The MS/MS data were searched against a composite target-decoy database, containing the SGD database (orf_trans.fasta, ftp://genome-ftp.stanford.edu/pub/yeast/data_download/sequence/genomic_sequence/orf_protein/) and its reversed complements, using SEQUEST (Version 27, Revision 12) on Linux cluster systems having 32 – 35 nodes. The database was an alternate composite target-decoy database16 that uses protein reversal as a decoy sequence. The tolerance was set to 10 ppm (see supplementary figure 1) or 0.1 Da or 3 Da for precursor ions and 1 Da for fragment ions. The oxidation of methionine (15.994920 Da) was used as a variable modification. The hydrolysis of asparagine (0.98402 Da) was used in analysis of deamidation. The search results were filtered using an estimated FP rate.16 The FP rate of the peptide assignment was estimated through a composite target/decoy database search. The values of Xcorr and the ΔCn threshold for the 1% FP rate were used to obtain peptide IDs.
As displayed in Figure 1, iPE-MMR combines several analysis steps of MS data de-isotoping and unique mass class clustering and MS/MS data refinements by DeconMSn, PE-MMR, DtaRefinery. As described in previous detail, the MS data sets arising from the LC-MS/MS experiments were submitted directly as a batch to ICR-2LS,14 and the isotopic distributions and charge states of the peptide ions in the mass spectra were deconvoluted using the THRASH algorithm developed by Horn et al.12 In an LC-MS/MS experiment, a peptide MS peak is detected over a period of time during LC elution. iPE-MMR groups such mass spectral peaks that have similar monoisotopic masses (within a mass tolerance of 10 ppm), but different LC elution times into a unique mass class (UMC). All of the UMCs observed in an LC-MS/MS experiment were recorded in an XML-formatted file (denoted herein a “UMC list”). We used a simple approach to generate UMCs by using mass tolerance and the requirement of detection in sequential mass spectra. Briefly, when a monoisotopic mass was first calculated, the mass was searched in subsequent MS scans with a mass tolerance of ±10 ppm. The sequential mass spectral peaks having masses within this tolerance were grouped into a UMC until there were no corresponding peaks for more than five consecutive mass spectra. Mass spectral peaks had to be observed in at least two scans to compose a UMC.
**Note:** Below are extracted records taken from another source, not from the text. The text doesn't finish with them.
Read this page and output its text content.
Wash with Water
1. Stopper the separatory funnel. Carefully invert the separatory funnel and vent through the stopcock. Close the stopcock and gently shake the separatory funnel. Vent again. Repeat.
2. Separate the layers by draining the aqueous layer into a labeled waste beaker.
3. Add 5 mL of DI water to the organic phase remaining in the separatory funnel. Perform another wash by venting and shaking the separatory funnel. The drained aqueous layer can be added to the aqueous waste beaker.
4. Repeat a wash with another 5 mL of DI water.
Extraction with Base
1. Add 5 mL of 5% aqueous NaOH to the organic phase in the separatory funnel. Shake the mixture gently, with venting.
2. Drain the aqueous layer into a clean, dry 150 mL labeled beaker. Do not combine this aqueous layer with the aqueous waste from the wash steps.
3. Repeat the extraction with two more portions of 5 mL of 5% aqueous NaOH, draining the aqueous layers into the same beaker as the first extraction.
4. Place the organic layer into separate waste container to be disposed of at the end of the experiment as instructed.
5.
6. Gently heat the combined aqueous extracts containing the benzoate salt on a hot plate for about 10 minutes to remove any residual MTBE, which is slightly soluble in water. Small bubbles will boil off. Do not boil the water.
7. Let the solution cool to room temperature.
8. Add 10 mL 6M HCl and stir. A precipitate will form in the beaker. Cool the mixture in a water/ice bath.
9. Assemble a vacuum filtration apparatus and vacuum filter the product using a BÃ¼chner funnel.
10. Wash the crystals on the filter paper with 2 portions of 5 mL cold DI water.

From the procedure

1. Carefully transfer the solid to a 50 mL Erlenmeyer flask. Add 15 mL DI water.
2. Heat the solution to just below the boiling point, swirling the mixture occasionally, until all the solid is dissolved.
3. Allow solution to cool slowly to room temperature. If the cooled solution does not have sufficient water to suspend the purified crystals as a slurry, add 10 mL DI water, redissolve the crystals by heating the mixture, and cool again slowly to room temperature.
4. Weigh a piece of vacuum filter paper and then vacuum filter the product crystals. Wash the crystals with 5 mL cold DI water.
We note that a UMC uses neutral monoisotopic masses (not m/z values) to cluster MS features. A UMC contains monoisotopic mass information from every MS feature of different charge state within 10 ppm mass tolerance and elution requirements. After generation of UMCs, iPE-MMR calculates an intensity-weighted average monoisotopic mass value of up to 20 top intensity component masses of a UMC to represent each UMC, which we termed the “UMC mass”.
One of the major issues when using tandem mass spectra for accurate peptide identification is inaccuracy in determining the monoisotopic masses of the precursor peptide ions selected for fragmentation. As described in detail previously,1 the conventional method of determining monoisotopic masses of precursor ions suffers from errors in deisotoping due to the non-statistical behavior of experimental isotopic distribution.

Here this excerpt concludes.